Fabelhaft hat geschrieben:
Und meines Erachtens können das die meisten Spring-RL nicht, da sie sich gar nicht vorstellen können, dass diese Popel-Anforderungen für Normalsterbliche schon zu echtem Adrenalinüberschuss führen können.
Ganz ehrlich, ich finde, das ist auch eine Zumutung für einen Springprofi, sich in die (oft übertriebenen) Ängste von Freizeit- und Dressurreitern einzufühlen. Bei denen fängt Springgymnastik bei 1m Hindernissen an, weil da die Pferde überhaupt erst anfangen, den Rücken richtig auf zu machen. Die machen ihr Reiterleben nichts anderes, als zu springen.
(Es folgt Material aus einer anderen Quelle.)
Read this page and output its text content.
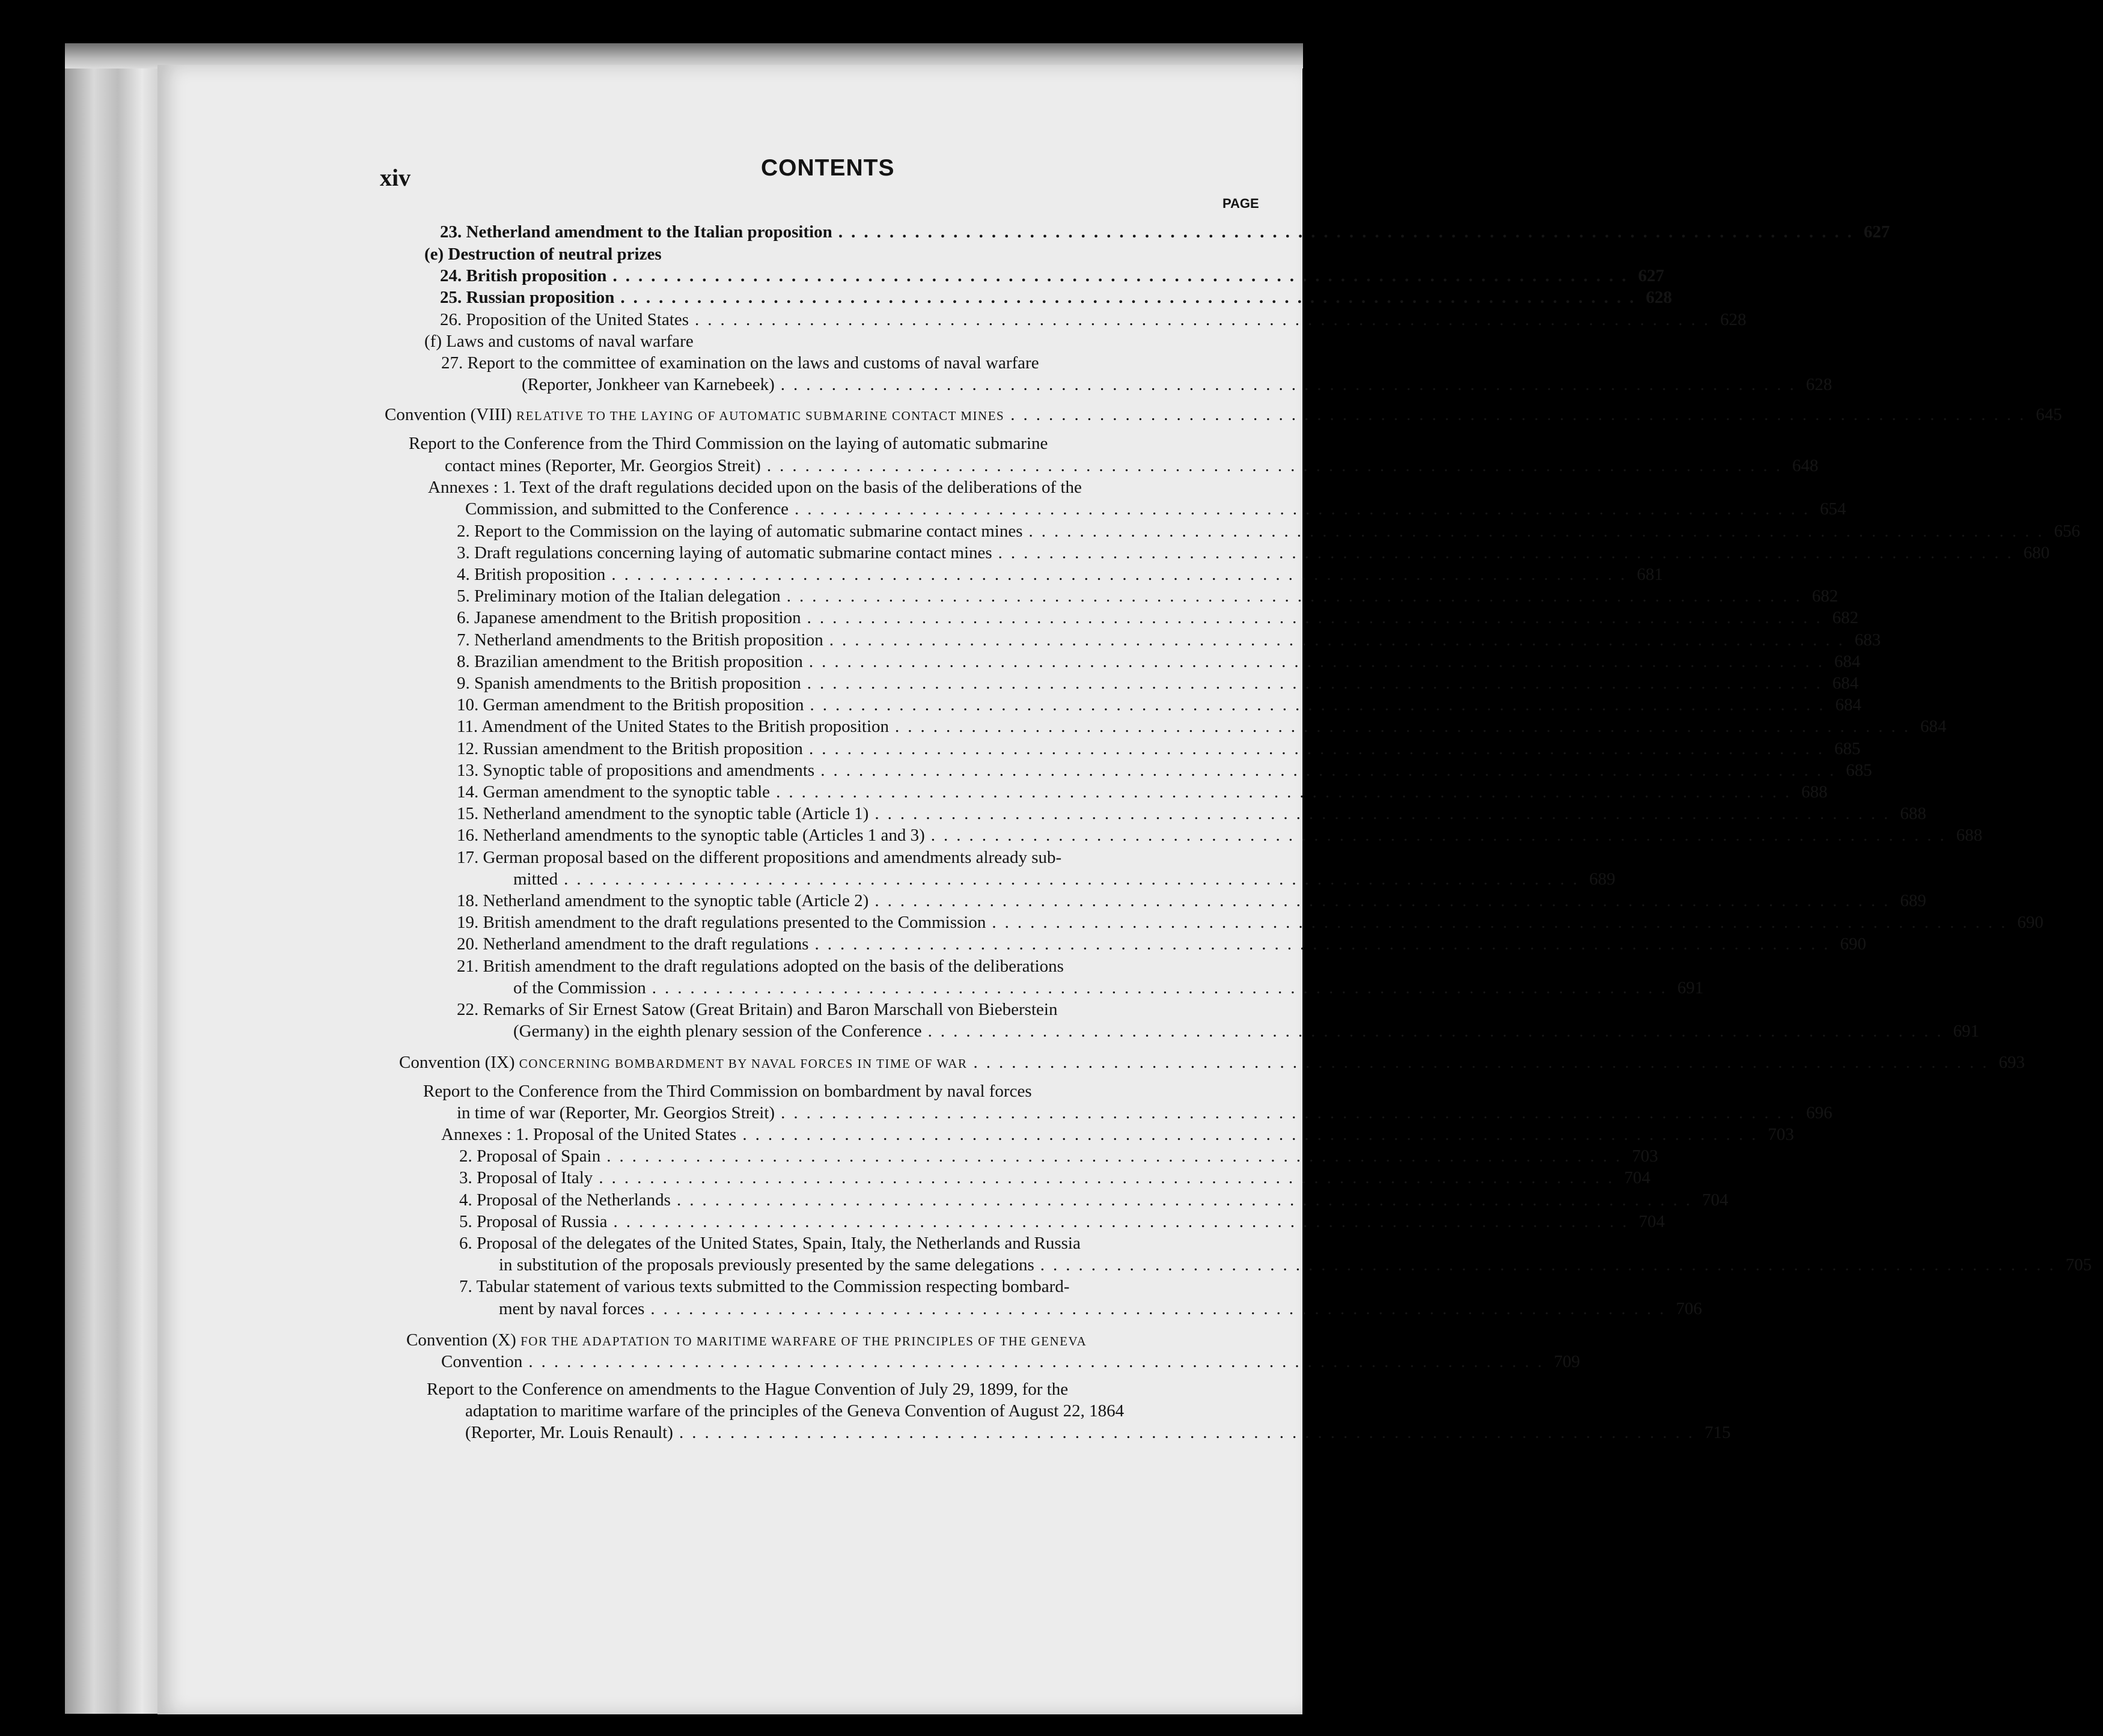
xiv	CONTENTS
PAGE
23. Netherland amendment to the Italian proposition ................................................................................ 627
(e) Destruction of neutral prizes
24. British proposition ................................................................................ 627
25. Russian proposition ................................................................................ 628
26. Proposition of the United States ................................................................................ 628
(f) Laws and customs of naval warfare
27. Report to the committee of examination on the laws and customs of naval warfare
(Reporter, Jonkheer van Karnebeek) ................................................................................ 628
Convention (VIII) RELATIVE TO THE LAYING OF AUTOMATIC SUBMARINE CONTACT MINES ................................................................................ 645
Report to the Conference from the Third Commission on the laying of automatic submarine
contact mines (Reporter, Mr. Georgios Streit) ................................................................................ 648
Annexes : 1. Text of the draft regulations decided upon on the basis of the deliberations of the
Commission, and submitted to the Conference ................................................................................ 654
2. Report to the Commission on the laying of automatic submarine contact mines ................................................................................ 656
3. Draft regulations concerning laying of automatic submarine contact mines ................................................................................ 680
4. British proposition ................................................................................ 681
5. Preliminary motion of the Italian delegation ................................................................................ 682
6. Japanese amendment to the British proposition ................................................................................ 682
7. Netherland amendments to the British proposition ................................................................................ 683
8. Brazilian amendment to the British proposition ................................................................................ 684
9. Spanish amendments to the British proposition ................................................................................ 684
10. German amendment to the British proposition ................................................................................ 684
11. Amendment of the United States to the British proposition ................................................................................ 684
12. Russian amendment to the British proposition ................................................................................ 685
13. Synoptic table of propositions and amendments ................................................................................ 685
14. German amendment to the synoptic table ................................................................................ 688
15. Netherland amendment to the synoptic table (Article 1) ................................................................................ 688
16. Netherland amendments to the synoptic table (Articles 1 and 3) ................................................................................ 688
17. German proposal based on the different propositions and amendments already sub-
mitted ................................................................................ 689
18. Netherland amendment to the synoptic table (Article 2) ................................................................................ 689
19. British amendment to the draft regulations presented to the Commission ................................................................................ 690
20. Netherland amendment to the draft regulations ................................................................................ 690
21. British amendment to the draft regulations adopted on the basis of the deliberations
of the Commission ................................................................................ 691
22. Remarks of Sir Ernest Satow (Great Britain) and Baron Marschall von Bieberstein
(Germany) in the eighth plenary session of the Conference ................................................................................ 691
Convention (IX) CONCERNING BOMBARDMENT BY NAVAL FORCES IN TIME OF WAR ................................................................................ 693
Report to the Conference from the Third Commission on bombardment by naval forces
in time of war (Reporter, Mr. Georgios Streit) ................................................................................ 696
Annexes : 1. Proposal of the United States ................................................................................ 703
2. Proposal of Spain ................................................................................ 703
3. Proposal of Italy ................................................................................ 704
4. Proposal of the Netherlands ................................................................................ 704
5. Proposal of Russia ................................................................................ 704
6. Proposal of the delegates of the United States, Spain, Italy, the Netherlands and Russia
in substitution of the proposals previously presented by the same delegations ................................................................................ 705
7. Tabular statement of various texts submitted to the Commission respecting bombard-
ment by naval forces ................................................................................ 706
Convention (X) FOR THE ADAPTATION TO MARITIME WARFARE OF THE PRINCIPLES OF THE GENEVA
Convention ................................................................................ 709
Report to the Conference on amendments to the Hague Convention of July 29, 1899, for the
adaptation to maritime warfare of the principles of the Geneva Convention of August 22, 1864
(Reporter, Mr. Louis Renault) ................................................................................ 715
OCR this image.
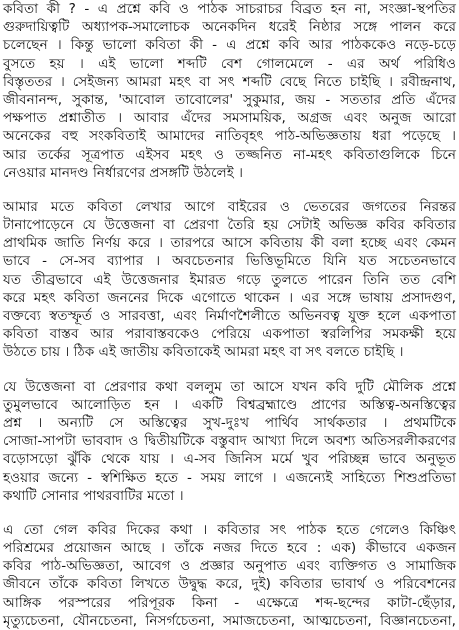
কবিতা কী ? - এ প্রশ্নে কবি ও পাঠক সাচরাচর বিব্রত হন না, সংজ্ঞা-স্থপতির
গুরুদায়িত্বটি অধ্যাপক-সমালোচক অনেকদিন ধরেই নিষ্ঠার সঙ্গে পালন করে
চলেছেন । কিন্তু ভালো কবিতা কী - এ প্রশ্নে কবি আর পাঠককেও নড়ে-চড়ে
বুসতে হয় । এই ভালো শব্দটি বেশ গোলমেলে - এর অর্থ পরিধিও
বিস্তৃততর । সেইজন্য আমরা মহৎ বা সৎ শব্দটি বেছে নিতে চাইছি । রবীন্দ্রনাথ,
জীবনানন্দ, সুকান্ত, 'আবোল তাবোলের' সুকুমার, জয় - সততার প্রতি এঁদের
পক্ষপাত প্রশ্নাতীত । আবার এঁদের সমসাময়িক, অগ্রজ এবং অনুজ আরো
অনেকের বহু সংকবিতাই আমাদের নাতিবৃহৎ পাঠ-অভিজ্ঞতায় ধরা পড়েছে ।
আর তর্কের সূত্রপাত এইসব মহৎ ও তজ্জনিত না-মহৎ কবিতাগুলিকে চিনে
নেওয়ার মানদণ্ড নির্ধারণের প্রসঙ্গটি উঠলেই ।
আমার মতে কবিতা লেখার আগে বাইরের ও ভেতরের জগতের নিরন্তর
টানাপোড়েনে যে উত্তেজনা বা প্রেরণা তৈরি হয় সেটাই অভিজ্ঞ কবির কবিতার
প্রাথমিক জাতি নির্ণয় করে । তারপরে আসে কবিতায় কী বলা হচ্ছে এবং কেমন
ভাবে - সে-সব ব্যাপার । অবচেতনার ভিত্তিভূমিতে যিনি যত সচেতনভাবে
যত তীব্রভাবে এই উত্তেজনার ইমারত গড়ে তুলতে পারেন তিনি তত বেশি
করে মহৎ কবিতা জননের দিকে এগোতে থাকেন । এর সঙ্গে ভাষায় প্রসাদগুণ,
বক্তব্যে স্বতস্ফূর্ত ও সারবত্তা, এবং নির্মাণশৈলীতে অভিনবত্ব যুক্ত হলে একপাতা
কবিতা বাস্তব আর পরাবাস্তবকেও পেরিয়ে একপাতা স্বরলিপির সমকক্ষী হয়ে
উঠতে চায় । ঠিক এই জাতীয় কবিতাকেই আমরা মহৎ বা সৎ বলতে চাইছি ।
যে উত্তেজনা বা প্রেরণার কথা বললুম তা আসে যখন কবি দুটি মৌলিক প্রশ্নে
তুমুলভাবে আলোড়িত হন । একটি বিশ্বব্রহ্মাণ্ডে প্রাণের অস্তিত্ব-অনস্তিত্বের
প্রশ্ন । অন্যটি সে অস্তিত্বের সুখ-দুঃখ পার্থিব সার্থকতার । প্রথমটিকে
সোজা-সাপটা ভাববাদ ও দ্বিতীয়টিকে বস্তুবাদ আখ্যা দিলে অবশ্য অতিসরলীকরণের
বড়োসড়ো ঝুঁকি থেকে যায় । এ-সব জিনিস মর্মে খুব পরিচ্ছন্ন ভাবে অনুভূত
হওয়ার জন্যে - স্বশিক্ষিত হতে - সময় লাগে । এজন্যেই সাহিত্যে শিশুপ্রতিভা
কথাটি সোনার পাথরবাটির মতো ।
এ তো গেল কবির দিকের কথা । কবিতার সৎ পাঠক হতে গেলেও কিঞ্চিৎ
পরিশ্রমের প্রয়োজন আছে । তাঁকে নজর দিতে হবে : এক) কীভাবে একজন
কবির পাঠ-অভিজ্ঞতা, আবেগ ও প্রজ্ঞার অনুপাত এবং ব্যক্তিগত ও সামাজিক
জীবনে তাঁকে কবিতা লিখতে উদ্বুদ্ধ করে, দুই) কবিতার ভাবার্থ ও পরিবেশনের
আঙ্গিক পরস্পরের পরিপূরক কিনা - এক্ষেত্রে শব্দ-ছন্দের কাটা-ছেঁড়ার,
মৃত্যুচেতনা, যৌনচেতনা, নিসর্গচেতনা, সমাজচেতনা, আত্মচেতনা, বিজ্ঞানচেতনা,
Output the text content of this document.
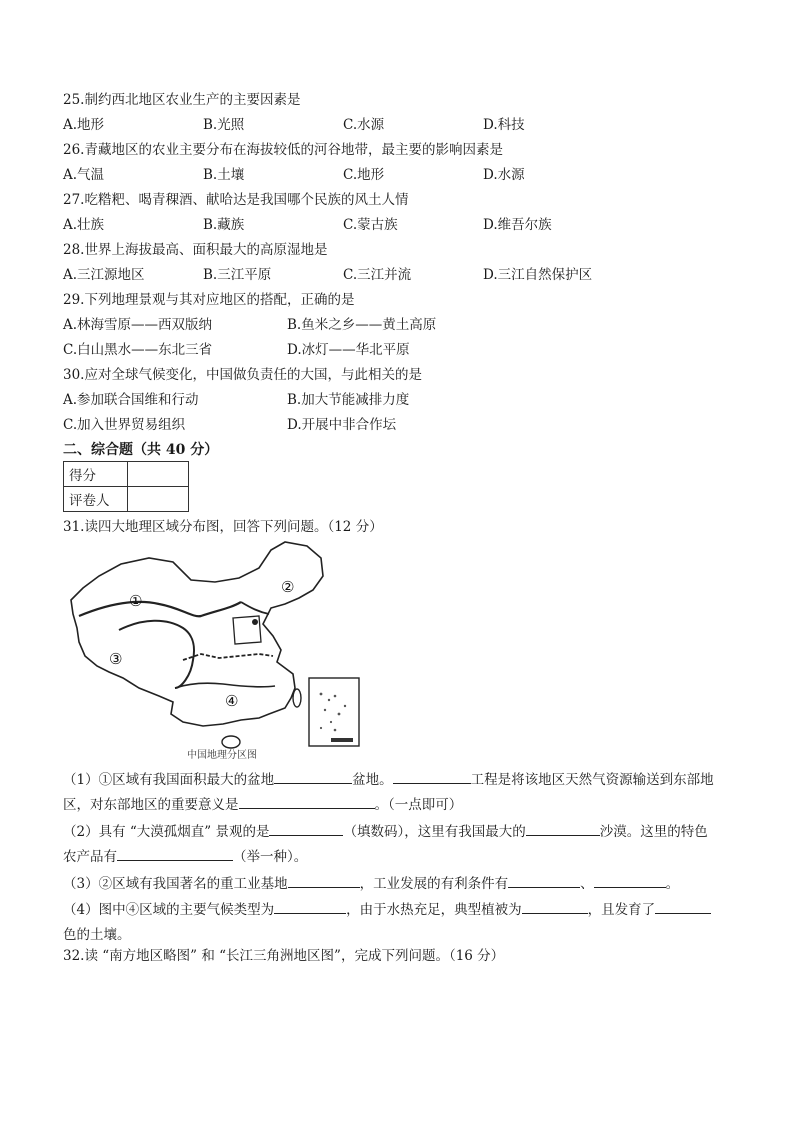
25.制约西北地区农业生产的主要因素是
A.地形	B.光照	C.水源	D.科技
26.青藏地区的农业主要分布在海拔较低的河谷地带，最主要的影响因素是
A.气温	B.土壤	C.地形	D.水源
27.吃糌粑、喝青稞酒、献哈达是我国哪个民族的风土人情
A.壮族	B.藏族	C.蒙古族	D.维吾尔族
28.世界上海拔最高、面积最大的高原湿地是
A.三江源地区	B.三江平原	C.三江并流	D.三江自然保护区
29.下列地理景观与其对应地区的搭配，正确的是
A.林海雪原——西双版纳	B.鱼米之乡——黄土高原
C.白山黑水——东北三省	D.冰灯——华北平原
30.应对全球气候变化，中国做负责任的大国，与此相关的是
A.参加联合国维和行动	B.加大节能减排力度
C.加入世界贸易组织	D.开展中非合作坛
二、综合题（共 40 分）
得分	
评卷人	
31.读四大地理区域分布图，回答下列问题。（12 分）
①
②
③
④
中国地理分区图
（1）①区域有我国面积最大的盆地	盆地。	工程是将该地区天然气资源输送到东部地
区，对东部地区的重要意义是	。（一点即可）
（2）具有 “大漠孤烟直” 景观的是	（填数码），这里有我国最大的	沙漠。这里的特色
农产品有	（举一种）。
（3）②区域有我国著名的重工业基地	，工业发展的有利条件有	、	。
（4）图中④区域的主要气候类型为	，由于水热充足，典型植被为	，且发育了
色的土壤。
32.读 “南方地区略图” 和 “长江三角洲地区图”，完成下列问题。（16 分）
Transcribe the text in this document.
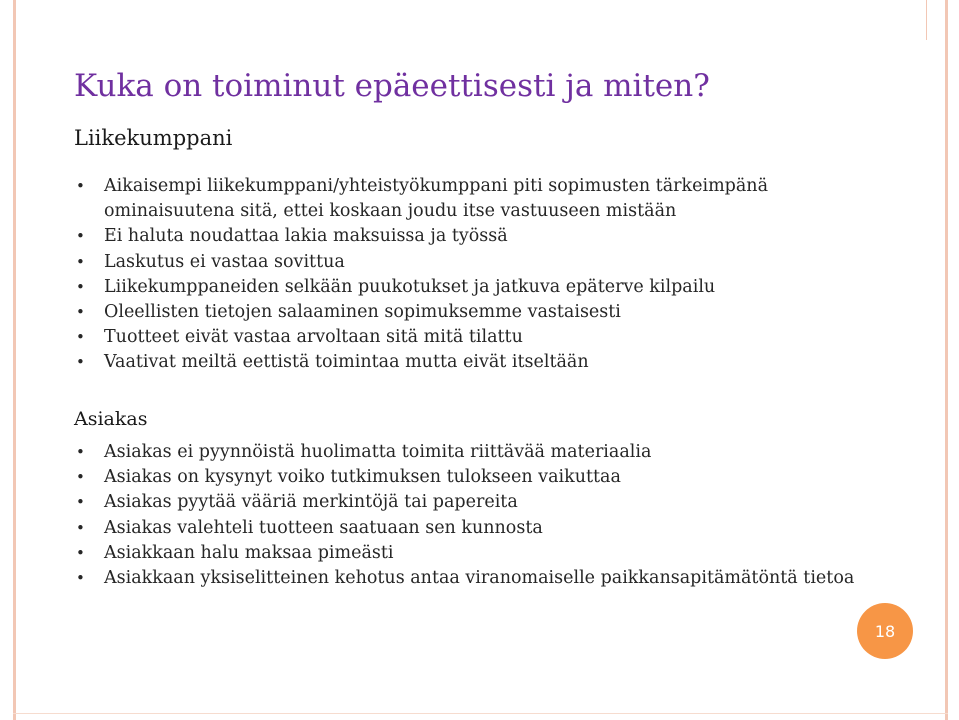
Kuka on toiminut epäeettisesti ja miten?
Liikekumppani
• Aikaisempi liikekumppani/yhteistyökumppani piti sopimusten tärkeimpänä ominaisuutena sitä, ettei koskaan joudu itse vastuuseen mistään
• Ei haluta noudattaa lakia maksuissa ja työssä
• Laskutus ei vastaa sovittua
• Liikekumppaneiden selkään puukotukset ja jatkuva epäterve kilpailu
• Oleellisten tietojen salaaminen sopimuksemme vastaisesti
• Tuotteet eivät vastaa arvoltaan sitä mitä tilattu
• Vaativat meiltä eettistä toimintaa mutta eivät itseltään
Asiakas
• Asiakas ei pyynnöistä huolimatta toimita riittävää materiaalia
• Asiakas on kysynyt voiko tutkimuksen tulokseen vaikuttaa
• Asiakas pyytää vääriä merkintöjä tai papereita
• Asiakas valehteli tuotteen saatuaan sen kunnosta
• Asiakkaan halu maksaa pimeästi
• Asiakkaan yksiselitteinen kehotus antaa viranomaiselle paikkansapitämätöntä tietoa
18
Denen ist klar, dass jede untrainierte Kuh über 1,20m springen kann, also auch jedes noch so trottelige Pferd - vielleicht nicht mit seinem wackeligen Reiter oben drauf...
Ich hatte selber eine lange Springpause (10 Jahre +) in meinem Reiterdasein. Als Teenie flog ich über alles drüber, was mir mein RL hinstellte. In Holstein sprang damals jedes dahergelaufene Schulpferd in der Regel mindestens bis L. Ich saß z.T. auf ausrangierten M und S Springern. Oxer aus 6 Cavalettis gebaut auf gebogener Linie, da wurde es erst langsam lustig; und der RL konnte den Zuschauern entgegentönen: "Guckt mal, was ein Springpferd, macht das alles mit einem kleinen Mädchen." Und nach der Pause hatte ich plötzlich Schiss. Selbst ein E-Parcour hat mir Respekt eingeflößt. Mit Übung ging das dann zum Glück schnell wieder weg. Aber die Erinnerung an die Angst kann ich abrufen, wenn ich "Springunterricht" gebe.
So wirklich viel mit Springen hat dieser Unterricht weder in Reitschulen, auch nicht bei vielen Privatschülern zu tun. Springgymnastik trifft es wohl eher und da auch die ganz niedrige Variante. Ganz oft muss ich da an meinen vorübergehenden Bammeln erinnern, um nicht ungeduldig zu werden. Ich frage immer, ob die Höhe für den einzelnen Reiter so okay ist, auch wenn wir an "Höhen" arbeiten, bei denen ich von meinen Pferde erwarte, dass sie darüber traben und gar nicht springen. Manchmal geht mir aber auch echt das Messer in der Tasche auf und ich muss mich echt zusammen reissen, noch nett zu bleiben. Oft sind es eklatante Rittigkeitsprobleme, die dazu führen, dass Reiter nicht über ein 30cm Höpperchen (gebaut aus 4m Stangen) kommen, weil sie nie gelernt haben, ihre Pferde einzurahmen. Und da soll mir nur keiner kommen, dass er mit einer gebogenen Linie überfordert ist; dann soll er bitte schön erst mal sein E-Dressur Niveau festigen. Schließlich kann ein Pferd im Schritt über so ein Stängelchen klettern. Echt zornig hat mich ein Mädel gemacht, die nicht über das niedrigste Kreuz, das man bauen kann (ist dann ca. 15cm hoch) kam und allen ernstes wollte, dass ich das Hindernis niedriger baue. Sie saß auf einem Pony, das schon international Springen gelaufen ist und hat das Pony nach Strich und Faden blockiert. Ich konnte mich nicht bremsen, sie zu fragen, ob ich für die Stangen vielleicht ein Loch graben sollte.

Am Ende habe ich sie im Schritt mehrfach über die Stangen geführt, bis sie sich getraut hat, noch einmal im Trab anzureiten. Wie zu erwarten war, trabte das Pony ganz locker über die Stangen...
Angst ist das eine, aber oft wird auch Angst vorgeschoben, weil beim Reiten über Hindernisse viele Ausbildungsmängel von Reiter und Pferd erst so richtig zu Tage treten.